As the years flowed by, we raised two ‘in-town’ girls and restored the bungalow. At every opportunity we strolled, jogged, walked, and explored Freedom Park. The jogging stroller turned into a tricycle, a tag-along and then bicycles. The girls learned to ride bikes, fly kites and catch raindrops on their tongue in the meadow. This unique linear park took us to school at Mary Lin and to the MLK Center on quiet curving paths, showed us unique art installations and connected us to six other neighborhoods. It’s hard now to imagine that the Carter Center sits at the nexus of what was to have been a monstrous cloverleaf interstate junction!
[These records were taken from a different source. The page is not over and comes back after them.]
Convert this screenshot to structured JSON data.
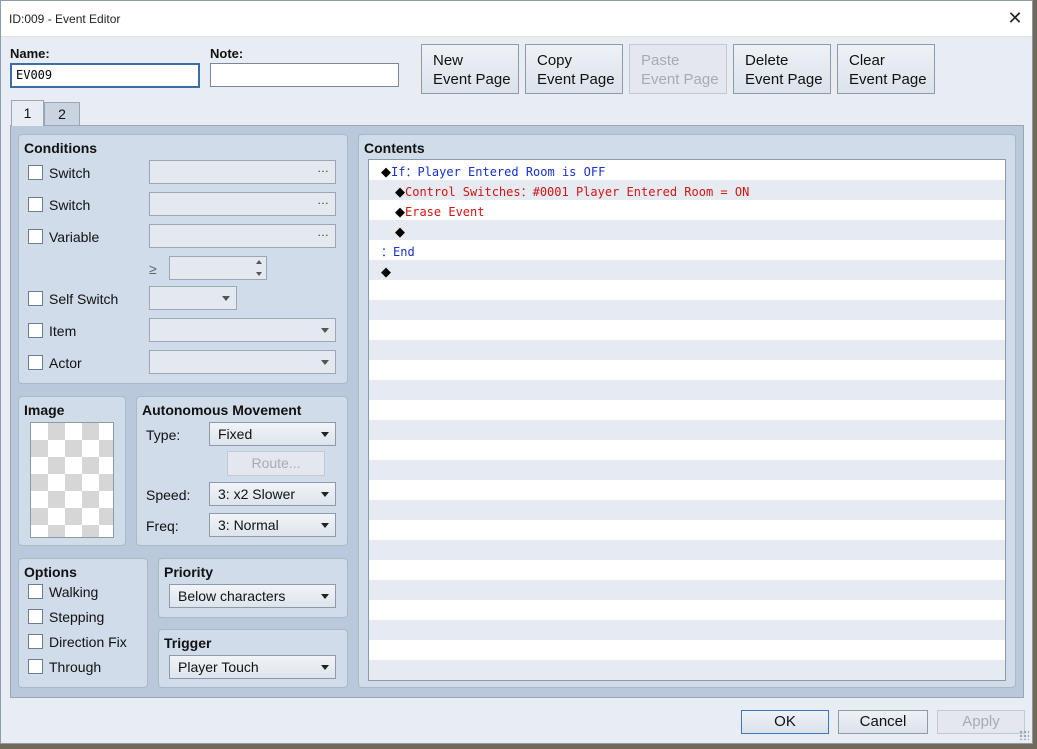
{
  "window": {
    "title": "ID:009 - Event Editor",
    "close_glyph": "✕"
  },
  "header": {
    "name_label": "Name:",
    "name_value": "EV009",
    "note_label": "Note:",
    "note_value": "",
    "buttons": {
      "new_page": [
        "New",
        "Event Page"
      ],
      "copy_page": [
        "Copy",
        "Event Page"
      ],
      "paste_page": [
        "Paste",
        "Event Page"
      ],
      "delete_page": [
        "Delete",
        "Event Page"
      ],
      "clear_page": [
        "Clear",
        "Event Page"
      ]
    }
  },
  "tabs": [
    {
      "label": "1",
      "selected": true
    },
    {
      "label": "2",
      "selected": false
    }
  ],
  "conditions": {
    "title": "Conditions",
    "switch1_label": "Switch",
    "switch2_label": "Switch",
    "variable_label": "Variable",
    "gte_symbol": "≥",
    "self_switch_label": "Self Switch",
    "item_label": "Item",
    "actor_label": "Actor",
    "ellipsis": "…"
  },
  "image": {
    "title": "Image"
  },
  "movement": {
    "title": "Autonomous Movement",
    "type_label": "Type:",
    "type_value": "Fixed",
    "route_label": "Route...",
    "speed_label": "Speed:",
    "speed_value": "3: x2 Slower",
    "freq_label": "Freq:",
    "freq_value": "3: Normal"
  },
  "options": {
    "title": "Options",
    "walking_label": "Walking",
    "stepping_label": "Stepping",
    "direction_fix_label": "Direction Fix",
    "through_label": "Through"
  },
  "priority": {
    "title": "Priority",
    "value": "Below characters"
  },
  "trigger": {
    "title": "Trigger",
    "value": "Player Touch"
  },
  "contents": {
    "title": "Contents",
    "lines": [
      {
        "marker": "◆",
        "text": "If：Player Entered Room is OFF",
        "color": "#1730c8"
      },
      {
        "marker": "◆",
        "text": "Control Switches：#0001 Player Entered Room = ON",
        "color": "#d41313"
      },
      {
        "marker": "◆",
        "text": "Erase Event",
        "color": "#d41313"
      },
      {
        "marker": "◆",
        "text": "",
        "color": "#000000"
      },
      {
        "marker": "：",
        "text": "End",
        "color": "#1730c8"
      },
      {
        "marker": "◆",
        "text": "",
        "color": "#000000"
      }
    ]
  },
  "footer": {
    "ok": "OK",
    "cancel": "Cancel",
    "apply": "Apply"
  }
}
Recently there has been a renewed interest in the incredible story of how CAUTION, and citizens from Eastside neighborhoods of Atlanta, rallied to do what was considered impossible — stop Georgia DOT, big business and special interests from bulldozing even more homes and grabbing green space to build an interstate connector between Stone Mountain and I-75/85.
Last February, at an Inman Park gallery, a pop-up exhibit entitled “Protest, Pickets & Parkways” displayed posters, photographs and newspaper articles chronicling the road fight. Last August, a 25-year anniversary gathering was held at Dellwood Park on Ponce de Leon Ave, a celebration of the legal settlement which ended the 10-year battle to “Stop The Road”.
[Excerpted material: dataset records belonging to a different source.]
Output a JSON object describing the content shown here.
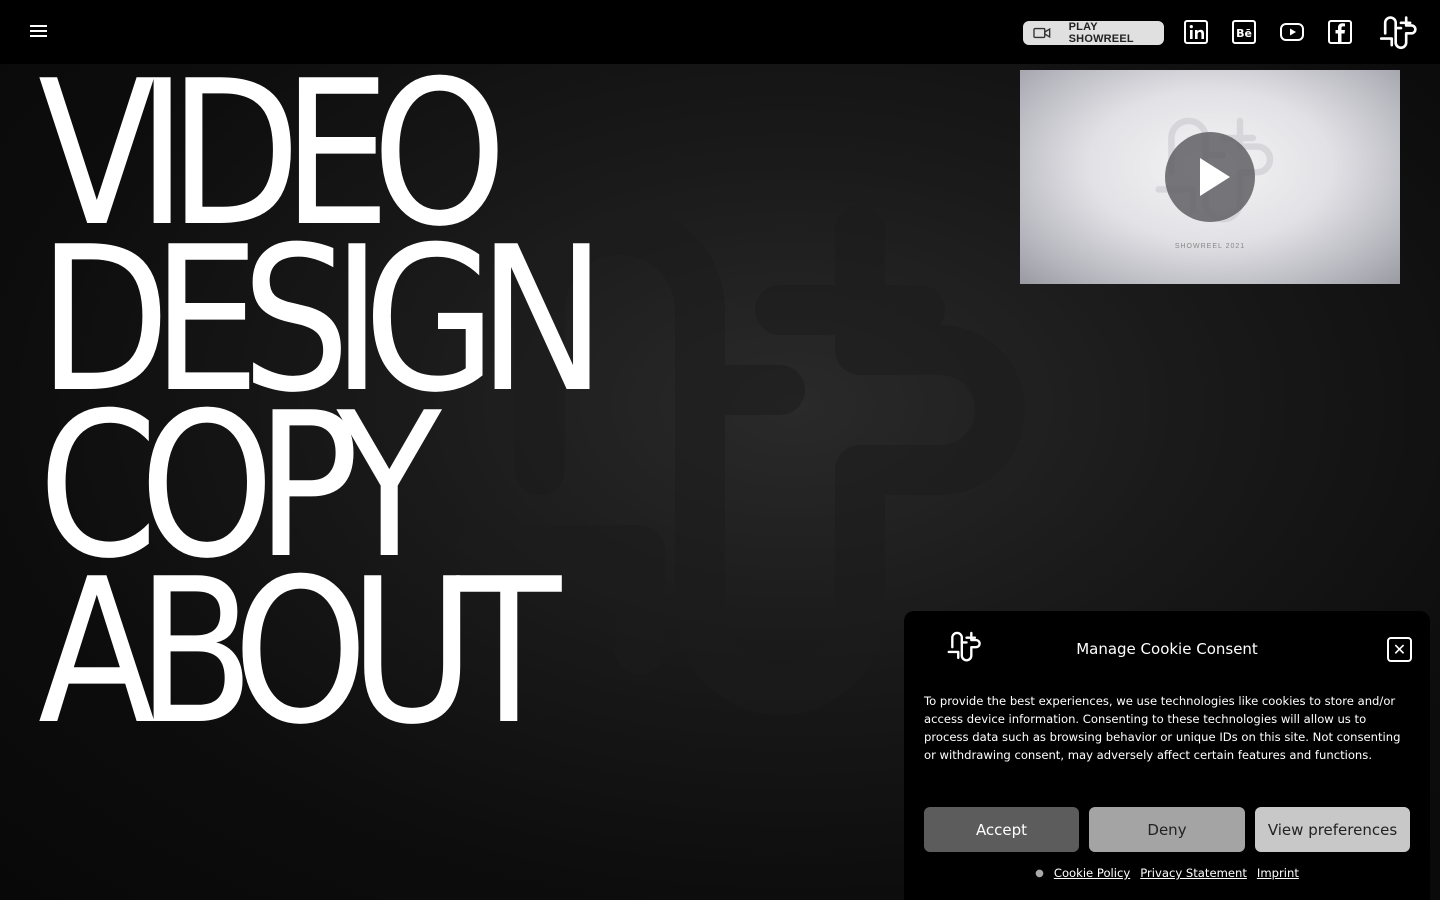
{
  "header": {
    "menu_icon": "hamburger-menu-icon",
    "showreel_label": "PLAY SHOWREEL",
    "showreel_icon": "video-camera-icon",
    "social": [
      {
        "name": "linkedin",
        "icon": "linkedin-icon",
        "glyph": "in"
      },
      {
        "name": "behance",
        "icon": "behance-icon",
        "glyph": "Bē"
      },
      {
        "name": "youtube",
        "icon": "youtube-icon",
        "glyph": ""
      },
      {
        "name": "facebook",
        "icon": "facebook-icon",
        "glyph": "f"
      }
    ],
    "logo_icon": "brand-logo-icon"
  },
  "nav": {
    "items": [
      "VIDEO",
      "DESIGN",
      "COPY",
      "ABOUT"
    ]
  },
  "video": {
    "caption": "SHOWREEL 2021",
    "play_icon": "play-icon"
  },
  "cookie": {
    "title": "Manage Cookie Consent",
    "text": "To provide the best experiences, we use technologies like cookies to store and/or access device information. Consenting to these technologies will allow us to process data such as browsing behavior or unique IDs on this site. Not consenting or withdrawing consent, may adversely affect certain features and functions.",
    "accept": "Accept",
    "deny": "Deny",
    "preferences": "View preferences",
    "links": [
      "Cookie Policy",
      "Privacy Statement",
      "Imprint"
    ],
    "close_icon": "close-icon"
  },
  "colors": {
    "background": "#111111",
    "header": "#000000",
    "accept_button": "#5c5c5c",
    "deny_button": "#a4a4a4",
    "preferences_button": "#c8c8c8"
  }
}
On that sunny afternoon in Dellwood Park, I had the honor of addressing those gathered on behalf of the current Freedom Park Board of Directors. My youngest daughter, now a senior at Agnes Scott, and Laura were volunteers that day. On behalf of the conservancy, and my family, I expressed the gratitude of all those who now live in the vibrant neighborhoods that have flourished over the intervening years. We also made a commitment to build on the gift they bequeathed to all of Atlanta.
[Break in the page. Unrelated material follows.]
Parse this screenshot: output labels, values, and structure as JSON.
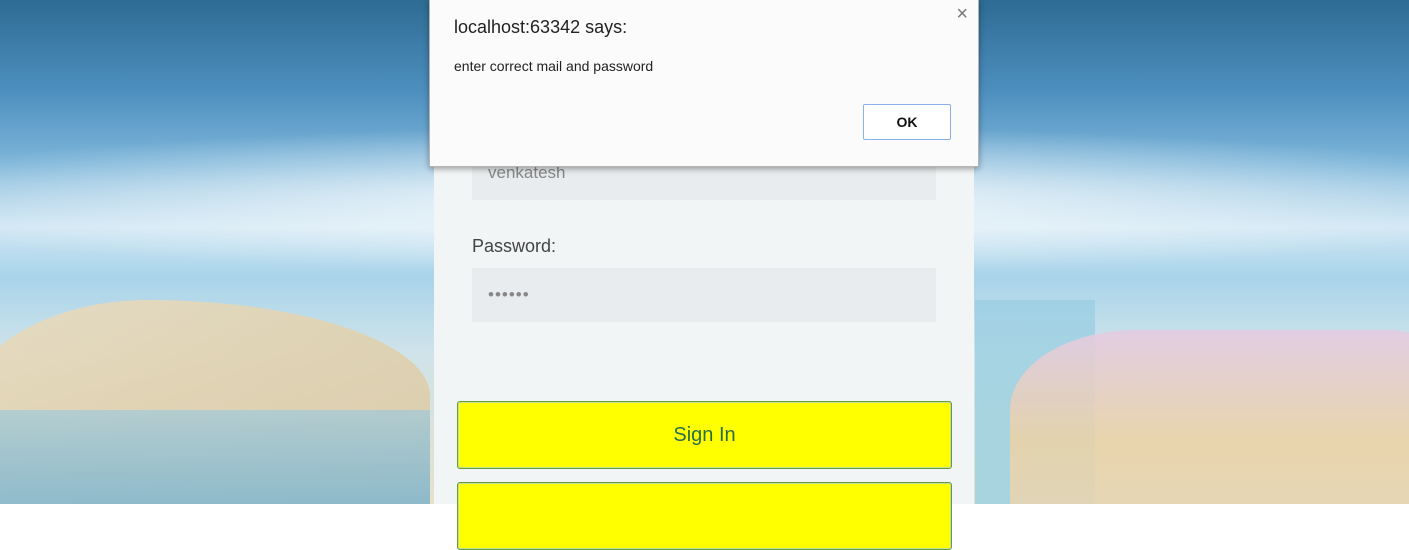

With the metropolitan population expected to double over the next twenty years, it is clear that Freedom Park will be greatly impacted by in-town development. In 2007, the City Council passed a resolution naming Freedom Park as Atlanta’s Arts Park. To realize its full potential, Freedom Park cannot go into the next 25 years without a vision for its future. As an integral and vital component of a transforming urban area, a master plan for the park is needed, and a professionally run conservancy to oversee it.
This year, the Freedom Park Conservancy (FPC) has begun delivering on that commitment. The FPC has received two significant grants; one for design services from Perkins + Will, and a private grant to hire an executive director. Utilizing pro bono hours donated by Brodbeck Board & Brass, the FPC is finalizing a strategic plan that will create a board capable of managing a significant annual budget, embarking on a capital campaign, and creating an RFP to bring a new master plan to market.
We all envision a park that is an asset to the city, a safe and beautiful space that is an inspiration for the next generation of ‘rain catchers’. We look forward to the challenge and to working closely with the neighborhoods during the master planning process anticipated to kick off in 2018.